2 One good example is just “American Born Chinese” by Gene Luen Yang. In his comics, we can see Chin-Kee, who is a cousin of Danny and he seems to embody the old-fashioned stereotype for Chinese. For example, he speaks English with strange accent, and he has slant-eyes, and buck teeth as well as Chinese character who was in propaganda illustration against Chinese Coolie in 1880s. Chin-kee basically invades and ruins Danny’s life, for instance Chin-kee has interested in Danny’s girlfriend and he is also depicted like cunning people as well as Fu Manchu. However, he embodies not only nineteenth-century’s stereotype but twentieth-century’s figure like earnest student. The readers could interpret him as not troublesome Chinese but might be an ordinarily teenage boy. “American Born Chinese ” is divided into three parts, and this Danny and Chin-kee’s story is one of them. These stories ultimately lead to one story and all of them is based on the cultural and social experience of Asian American, just as Chin-kee was initially depicted as a nuisance.

 

 

3 In this article, the author uses “racial information” as important term in his introduction. It is the way of thinking for racial problem defined by Omi and Winant.
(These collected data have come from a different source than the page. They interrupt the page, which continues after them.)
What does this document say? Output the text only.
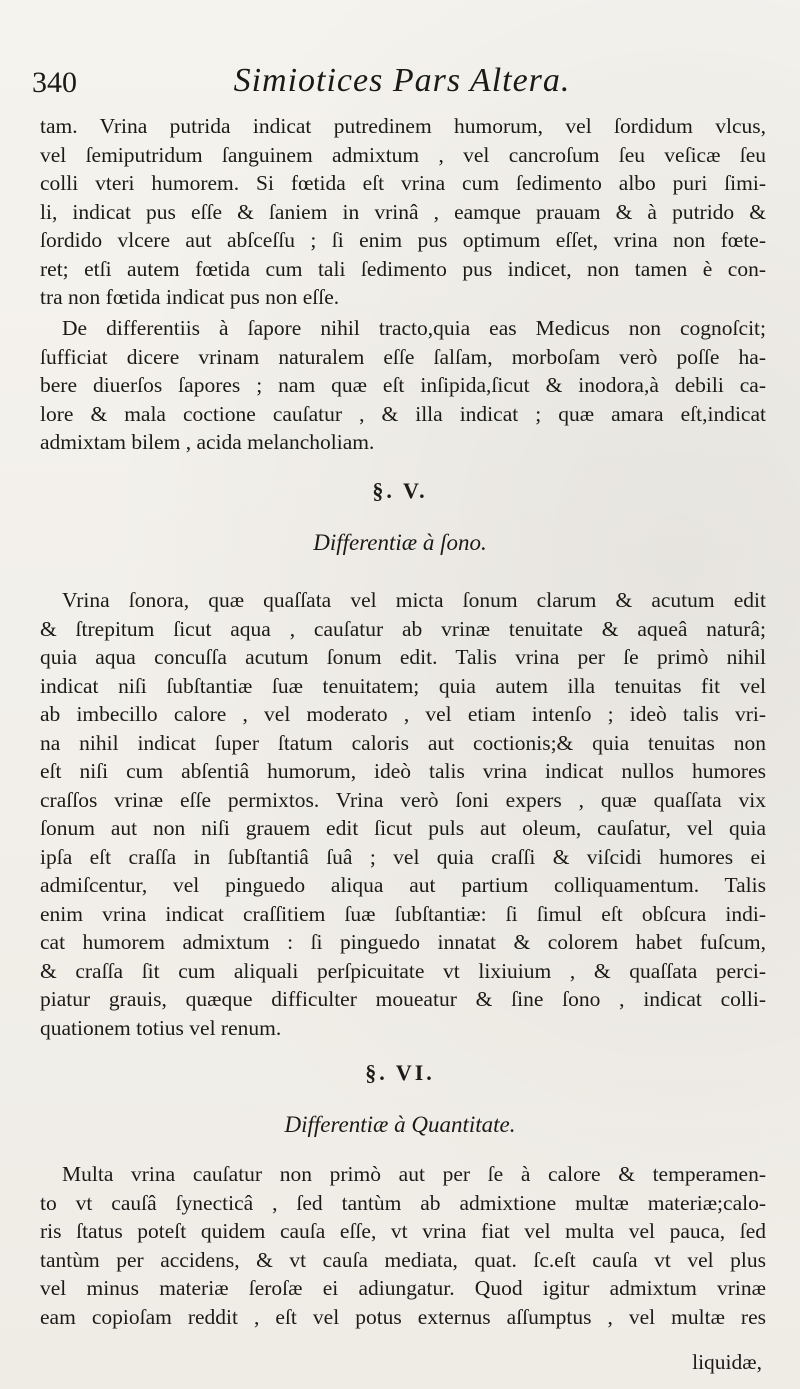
340	Simiotices Pars Altera.
tam. Vrina putrida indicat putredinem humorum, vel ſordidum vlcus,
vel ſemiputridum ſanguinem admixtum , vel cancroſum ſeu veſicæ ſeu
colli vteri humorem. Si fœtida eſt vrina cum ſedimento albo puri ſimi-
li, indicat pus eſſe & ſaniem in vrinâ , eamque prauam & à putrido &
ſordido vlcere aut abſceſſu ; ſi enim pus optimum eſſet, vrina non fœte-
ret; etſi autem fœtida cum tali ſedimento pus indicet, non tamen è con-
tra non fœtida indicat pus non eſſe.
De differentiis à ſapore nihil tracto,quia eas Medicus non cognoſcit;
ſufficiat dicere vrinam naturalem eſſe ſalſam, morboſam verò poſſe ha-
bere diuerſos ſapores ; nam quæ eſt inſipida,ſicut & inodora,à debili ca-
lore & mala coctione cauſatur , & illa indicat ; quæ amara eſt,indicat
admixtam bilem , acida melancholiam.
§. V.
Differentiæ à ſono.
Vrina ſonora, quæ quaſſata vel micta ſonum clarum & acutum edit
& ſtrepitum ſicut aqua , cauſatur ab vrinæ tenuitate & aqueâ naturâ;
quia aqua concuſſa acutum ſonum edit. Talis vrina per ſe primò nihil
indicat niſi ſubſtantiæ ſuæ tenuitatem; quia autem illa tenuitas fit vel
ab imbecillo calore , vel moderato , vel etiam intenſo ; ideò talis vri-
na nihil indicat ſuper ſtatum caloris aut coctionis;& quia tenuitas non
eſt niſi cum abſentiâ humorum, ideò talis vrina indicat nullos humores
craſſos vrinæ eſſe permixtos. Vrina verò ſoni expers , quæ quaſſata vix
ſonum aut non niſi grauem edit ſicut puls aut oleum, cauſatur, vel quia
ipſa eſt craſſa in ſubſtantiâ ſuâ ; vel quia craſſi & viſcidi humores ei
admiſcentur, vel pinguedo aliqua aut partium colliquamentum. Talis
enim vrina indicat craſſitiem ſuæ ſubſtantiæ: ſi ſimul eſt obſcura indi-
cat humorem admixtum : ſi pinguedo innatat & colorem habet fuſcum,
& craſſa ſit cum aliquali perſpicuitate vt lixiuium , & quaſſata perci-
piatur grauis, quæque difficulter moueatur & ſine ſono , indicat colli-
quationem totius vel renum.
§. VI.
Differentiæ à Quantitate.
Multa vrina cauſatur non primò aut per ſe à calore & temperamen-
to vt cauſâ ſynecticâ , ſed tantùm ab admixtione multæ materiæ;calo-
ris ſtatus poteſt quidem cauſa eſſe, vt vrina fiat vel multa vel pauca, ſed
tantùm per accidens, & vt cauſa mediata, quat. ſc.eſt cauſa vt vel plus
vel minus materiæ ſeroſæ ei adiungatur. Quod igitur admixtum vrinæ
eam copioſam reddit , eſt vel potus externus aſſumptus , vel multæ res
liquidæ,
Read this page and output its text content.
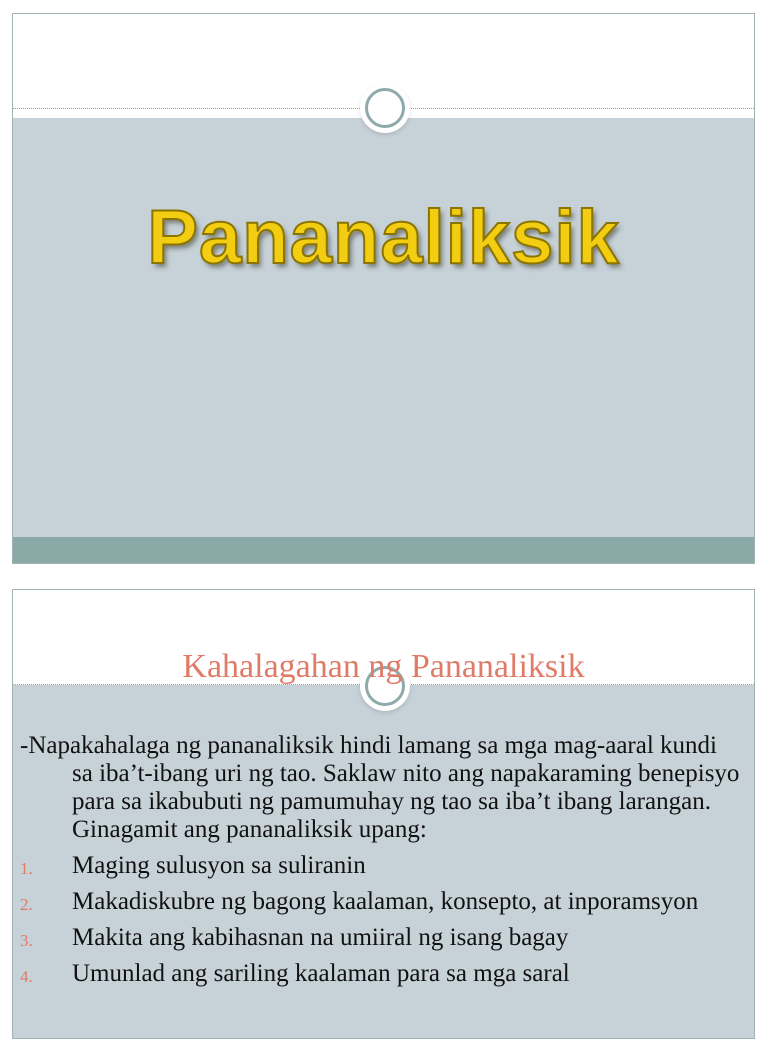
Pananaliksik
Kahalagahan ng Pananaliksik

-Napakahalaga ng pananaliksik hindi lamang sa mga mag-aaral kundi sa iba’t-ibang uri ng tao. Saklaw nito ang napakaraming benepisyo para sa ikabubuti ng pamumuhay ng tao sa iba’t ibang larangan. Ginagamit ang pananaliksik upang:

1. Maging sulusyon sa suliranin
2. Makadiskubre ng bagong kaalaman, konsepto, at inporamsyon
3. Makita ang kabihasnan na umiiral ng isang bagay
4. Umunlad ang sariling kaalaman para sa mga saral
According to the author, they considered reinforcing inequality in society by interpreting specific physical features as racial in various everyday situations while Gilroy thinks experience of race minority as a failure example of assimilation. Gilroy also thinks that “simpler hatreds” makes these racial problem more acute rather than it is going to settle as the times advance. The author explains that comics, especially “American Born Chinese” has played an important role of making readers think this problem and showing them what kind of factor are there.

 

 

4  I would like to refer to one movie “Der Furher’s Face(1943)” by Disney during WW2. At the beginning of this animation, Donald Duck was forced to work under the control of The Nazis after Axis Powers won. This short movie is propaganda against Germany, Italiy, and Japan and animators drew these leaders face with malice. That is to say, Hitler who was the leader of the National Socialist German Workers Party, Mussolini who was the prime minister of Italy, and Hirohito who was the emperor of Japan. The emperor face was look like Chin-Kee even though their race is different. I think that can be proof that Yang’s study drawing Asian people in US during the past two hundreds is quite faithful. Although China was not hostile country against US at that time and some movie which we watched in “Slaying the Dragon” depicted Chinese as good citizen, there was miscellaneous handling for Asians and the associated fixed stereotypes.